The clearest distinguishing characteristic of Rathlin Irish is that plurals are formed in the typically Scottish manner of adding -(e)an to the end of nouns. Certain masculine nouns share similar conjugation patterns to both Irish Gaelic and Scottish Gaelic, such the change from each (singular) to eich (plural). Other features that show Scottish influence are the appearance of gon robh (standard Irish go raibh) and gos leor (standard Irish, go leor) and the formation of the negative past tense with cha do (standard Irish níor), for example cha d'fhuair mé (standard Irish ní bhfuair).

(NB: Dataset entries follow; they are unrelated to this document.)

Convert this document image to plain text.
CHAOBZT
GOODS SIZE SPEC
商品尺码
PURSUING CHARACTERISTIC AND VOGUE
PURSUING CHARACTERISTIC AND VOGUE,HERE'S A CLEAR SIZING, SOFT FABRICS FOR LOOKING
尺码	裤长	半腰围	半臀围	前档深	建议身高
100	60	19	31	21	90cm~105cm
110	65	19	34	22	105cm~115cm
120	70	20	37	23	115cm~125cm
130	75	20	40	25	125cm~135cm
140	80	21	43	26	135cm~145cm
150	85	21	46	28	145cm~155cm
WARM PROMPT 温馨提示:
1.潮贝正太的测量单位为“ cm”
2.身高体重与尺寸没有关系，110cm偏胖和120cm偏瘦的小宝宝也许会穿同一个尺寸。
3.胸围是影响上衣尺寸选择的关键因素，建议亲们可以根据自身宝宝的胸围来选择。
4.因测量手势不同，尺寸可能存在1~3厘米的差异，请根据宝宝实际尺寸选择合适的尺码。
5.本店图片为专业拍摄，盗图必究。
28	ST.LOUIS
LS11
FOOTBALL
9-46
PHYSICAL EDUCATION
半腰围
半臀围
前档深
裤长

Rathlin and Glens Irish were both mutually intelligible with one another, as shown by the around 300 words provided by Aoidhmhín mac Gréagóir in Dineen's second edition of Foclóir Gaedhilge agus Béarla (1927) that are listed as words from 'Antrim and Rathlin'. There were a number of Rathlin peculiarities listed by mac Gréagóir, however, such as: cha b'urrainn 'could not' (Glens cha b'urra, Sc. Gaelic cha b'urrainn), coltach 'similar' (Sc. Gaelic coltach), cosaigh 'to walk' (Glens siúil, Sc. Gaelic coisich); and many more not here listed.

=== Relation to Glens Irish ===

As per the list related above, in regards to the distinction between Glens Irish and West Donegal Irish, Nils M. Holmer states that Rathlin Irish agrees with Glens Irish on four of the seven points, i.e., points 3, 5, 6 and 7.

== Conservation and Protection ==
Antrim Irish, in the Glens and in Rathlin, was subject to a heavy conservation and protection effort that was led by the committee of Feis na nGleann, who organised the yearly celebration of Gaelic culture, language and heritage that was held in Cushendall by the same name. The founders of the Feis were: Miss Barbara McDonnell, Monavart, Cushendall (President); Miss Ada McNeill, Cushendun (Secretary) (a close friend and colleague of another Gaelic conservationist, Margaret Dobbs); Daniel McAllister, Mill Street, Cushendall (Assistant Secretary); Francis Joseph Bigger, 'Ard Righ', Belfast (Treasurer); and Joseph Duffy (Treasurer).

Also to feature prominently in the conservation were: Rose Maud Young (Irish Róis Ní Ógáin), a wealthy Protestant aristocrat from Galgorm Castle in Ballymena who provided invaluable linguistic research to various Irish-language editorials, such as Conradh na Gaeilge's An Claidheamh Soluis; Aoidhmhín mac Gréagóir, a linguist and folklorist who was based in Ligoniel in Belfast and who provided over 300 words to Rev. Patrick S. Dineen for the second edition of his acclaimed dictionary Foclóir Gaedhilge agus Béarla. Also heavily involved in the revival, and remembered fondly by locals, was An tAthair Domhnaill Ó Tuathail (Father O'Toole), who is remembered as 'the founder of The Phrase Method (Irish Modh na Ráidhte)'

Alongside the celebrations of history and culture, linguistic studies were also created, the most important of which were the two books On some relics of the Irish dialect spoken in the Glens of Antrim and The Irish language in Rathlin Island by Swedish linguist Nils Holmer.

Feis na nGleann continues to this day alongside the language and learning festival Éigse na nGlinntí.